Michael Costigan PhD

"Mechanisms of Neuropathic Pain"






9:00 am

Saturday, January 21, 2012

International Academy of Endodontics, Annual Meeting

The Fairmont Hotel

Dallas, Texas




Neuropathic pain is triggered by identifiable lesions to the somatosensory nervous system, whether physical trauma, through disease or chemical toxicity.

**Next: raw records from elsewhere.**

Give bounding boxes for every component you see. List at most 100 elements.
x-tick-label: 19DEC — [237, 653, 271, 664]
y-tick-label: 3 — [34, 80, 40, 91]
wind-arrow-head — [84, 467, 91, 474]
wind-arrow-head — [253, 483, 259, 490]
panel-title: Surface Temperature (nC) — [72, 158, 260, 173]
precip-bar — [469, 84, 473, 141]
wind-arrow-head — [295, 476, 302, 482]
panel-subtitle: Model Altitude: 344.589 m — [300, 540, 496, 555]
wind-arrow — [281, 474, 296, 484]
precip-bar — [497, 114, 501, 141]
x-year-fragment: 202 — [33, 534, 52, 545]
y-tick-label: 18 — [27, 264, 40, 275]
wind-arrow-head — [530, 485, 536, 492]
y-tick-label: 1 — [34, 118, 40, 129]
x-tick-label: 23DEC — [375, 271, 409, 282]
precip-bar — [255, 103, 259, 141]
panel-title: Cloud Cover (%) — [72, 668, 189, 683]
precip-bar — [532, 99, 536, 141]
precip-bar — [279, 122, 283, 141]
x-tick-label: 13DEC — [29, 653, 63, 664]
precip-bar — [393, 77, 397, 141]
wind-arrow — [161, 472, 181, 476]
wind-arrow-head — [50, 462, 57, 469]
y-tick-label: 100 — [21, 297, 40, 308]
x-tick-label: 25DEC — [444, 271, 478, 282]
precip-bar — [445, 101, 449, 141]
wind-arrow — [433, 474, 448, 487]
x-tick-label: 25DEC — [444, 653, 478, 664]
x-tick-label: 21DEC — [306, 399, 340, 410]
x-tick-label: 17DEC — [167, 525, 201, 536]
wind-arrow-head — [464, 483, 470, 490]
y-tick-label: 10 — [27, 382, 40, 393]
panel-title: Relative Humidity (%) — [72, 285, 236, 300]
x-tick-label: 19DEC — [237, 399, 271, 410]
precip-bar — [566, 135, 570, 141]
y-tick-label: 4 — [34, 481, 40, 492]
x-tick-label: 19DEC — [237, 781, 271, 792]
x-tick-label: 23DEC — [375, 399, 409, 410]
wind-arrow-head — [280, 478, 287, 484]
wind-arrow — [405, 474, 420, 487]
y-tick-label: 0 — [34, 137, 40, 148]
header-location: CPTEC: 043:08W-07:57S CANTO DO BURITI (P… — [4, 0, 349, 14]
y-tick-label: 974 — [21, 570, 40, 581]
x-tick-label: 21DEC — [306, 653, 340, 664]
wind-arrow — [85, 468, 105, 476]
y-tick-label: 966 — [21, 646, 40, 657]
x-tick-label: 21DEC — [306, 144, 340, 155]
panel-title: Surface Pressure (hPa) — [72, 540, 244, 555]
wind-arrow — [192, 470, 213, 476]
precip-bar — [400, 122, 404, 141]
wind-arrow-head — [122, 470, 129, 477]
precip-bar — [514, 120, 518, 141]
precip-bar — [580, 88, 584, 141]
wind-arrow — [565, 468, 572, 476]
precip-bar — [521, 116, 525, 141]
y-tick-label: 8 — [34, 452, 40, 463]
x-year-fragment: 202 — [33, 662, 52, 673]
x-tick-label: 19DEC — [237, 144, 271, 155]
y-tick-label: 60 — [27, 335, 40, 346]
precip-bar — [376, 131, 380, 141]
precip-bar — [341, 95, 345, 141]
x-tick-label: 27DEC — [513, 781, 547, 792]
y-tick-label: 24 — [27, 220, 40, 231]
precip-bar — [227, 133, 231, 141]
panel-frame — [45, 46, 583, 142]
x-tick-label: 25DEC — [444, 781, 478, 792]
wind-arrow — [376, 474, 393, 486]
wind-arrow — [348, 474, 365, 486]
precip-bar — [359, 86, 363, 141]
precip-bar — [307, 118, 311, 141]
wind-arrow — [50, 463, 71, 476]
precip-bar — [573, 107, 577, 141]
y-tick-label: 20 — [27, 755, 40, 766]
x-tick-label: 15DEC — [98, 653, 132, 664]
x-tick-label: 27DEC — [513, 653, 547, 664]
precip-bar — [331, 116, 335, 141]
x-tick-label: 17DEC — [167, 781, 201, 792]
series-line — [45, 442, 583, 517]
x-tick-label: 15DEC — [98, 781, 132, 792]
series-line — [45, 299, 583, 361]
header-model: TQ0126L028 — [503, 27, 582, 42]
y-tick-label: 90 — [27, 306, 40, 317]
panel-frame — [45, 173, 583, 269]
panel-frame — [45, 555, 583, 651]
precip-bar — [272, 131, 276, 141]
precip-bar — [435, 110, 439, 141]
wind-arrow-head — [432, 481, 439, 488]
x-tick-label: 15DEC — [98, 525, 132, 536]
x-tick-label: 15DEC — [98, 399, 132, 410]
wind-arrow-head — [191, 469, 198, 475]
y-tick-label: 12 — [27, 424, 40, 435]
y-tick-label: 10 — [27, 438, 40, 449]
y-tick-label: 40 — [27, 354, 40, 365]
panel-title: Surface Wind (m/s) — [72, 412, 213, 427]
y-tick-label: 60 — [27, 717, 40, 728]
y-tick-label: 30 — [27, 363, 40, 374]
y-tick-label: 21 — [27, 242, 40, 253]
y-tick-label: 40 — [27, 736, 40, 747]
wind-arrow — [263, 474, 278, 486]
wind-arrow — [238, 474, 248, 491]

These injuries alter structure and function of the sensory neurons so that pain occurs spontaneously and responses to noxious and innocuous stimuli are pathologically amplified. The pain is an expression of maladaptive plasticity within the nociceptive system, a series of changes must be considered a disease in their own right and treated as such, not just the unfortunate consequence of the precipitating condition. Toward this goal we are defining mechanisms, both clinical and molecular, which will aid in accurate syndrome diagnosis and aid new therapy discovery. Multiple alterations distributed widely across the nervous system contribute to complex pain phenotypes. These alterations include ectopic generation of action potentials, facilitation and disinhibition of synaptic transmission, loss of synaptic connectivity and formation of new synaptic circuits, and neuroimmune interactions. Although neural lesions are necessary, they are not sufficient to generate neuropathic pain; genetic polymorphisms, gender, and age all influence the risk of developing persistent pain. I will discuss how genetics influences alter chronic pain risk in patients. Modern treatment needs to move from merely suppressing symptoms to a disease-modifying strategy aimed at both preventing maladaptive plasticity and reducing intrinsic risk, tangible examples of how this is being done will be discussed.


Learning objectives

Understand neuropathic pain as a standalone disease, with its own mechanisms and risks.

Understand current chronic neuropathic pain treatment profiles and how we hope to develop these in the future.